5 Saturated Steady Flow at the Field Scale

On a field scale, hydraulic head can be measured using various types of wells (either installed separately, in a spatially clustered arrangement, or at the same horizontal location but at varying depths). Groundwater wells are essentially large-scale versions of the laboratory-scale piezometers we have used to illustrate Darcy’s law in the preceding sections. The following sections present the relationship of hydraulic head and flow in three basic types of hydrogeologic formations (confined aquifer, aquitard, unconfined aquifer) in the saturated zone, as described in this section and shown in Figure 19.

A confined aquifer is bounded above and below by an aquitard, which is a semi-pervious formation that restricts flow between the overlying and/or underlying aquifers.

The water level elevation in a well screened in a confined aquifer will be higher than the base of the overlying aquitard. Interpolation of the water elevations between those measured in wells in a confined aquifer defines the potentiometric surface.

An unconfined aquifer is bounded only at its base by an aquitard.
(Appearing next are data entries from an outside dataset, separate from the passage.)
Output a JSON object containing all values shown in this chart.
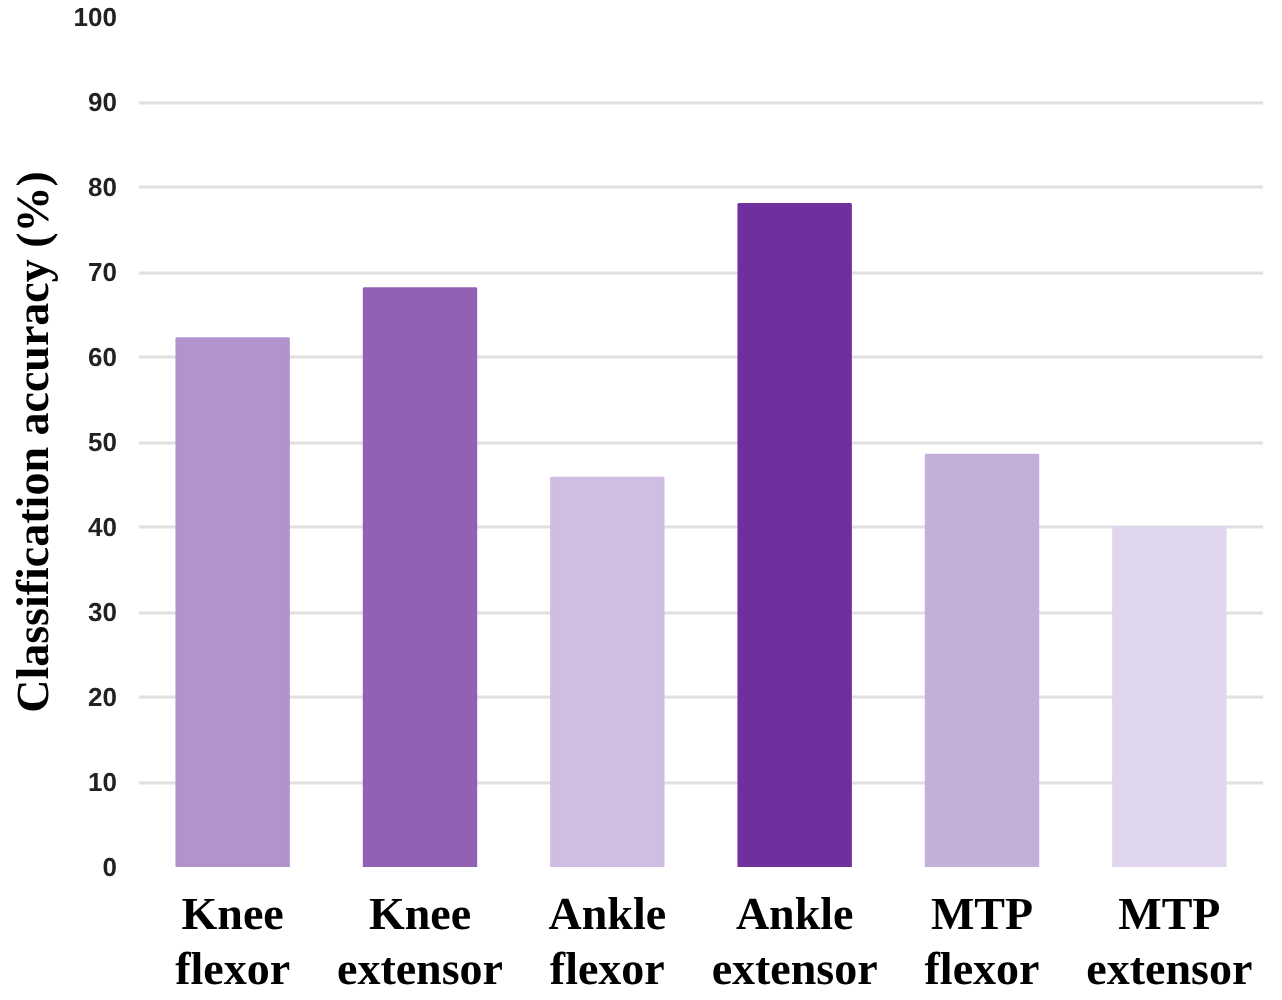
{
  "chart_data": {
    "type": "bar",
    "ylabel": "Classification accuracy (%)",
    "categories": [
      "Knee flexor",
      "Knee extensor",
      "Ankle flexor",
      "Ankle extensor",
      "MTP flexor",
      "MTP extensor"
    ],
    "values": [
      62.2,
      68.1,
      45.8,
      78,
      48.5,
      40
    ],
    "colors": [
      "#b193ce",
      "#9161b4",
      "#cfbde2",
      "#6f309e",
      "#c4afd9",
      "#e0d7ee"
    ],
    "ylim": [
      0,
      100
    ],
    "yticks": [
      0,
      10,
      20,
      30,
      40,
      50,
      60,
      70,
      80,
      90,
      100
    ],
    "grid": "y"
  }
}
The top of the unconfined aquifer is the water table, which is the elevation of the water level in a screened well that is just deep enough to encounter standing water.

Schematic cross section of an unconfined and confined aquifer separated by an aquitard

Figure 19Schematic cross section of an unconfined and confined aquifer separated by an aquitard. The unconfined aquifer, confined aquifer, and aquitard are all water-saturated and are therefore hydraulically connected (Cohen and Cherry, 2020).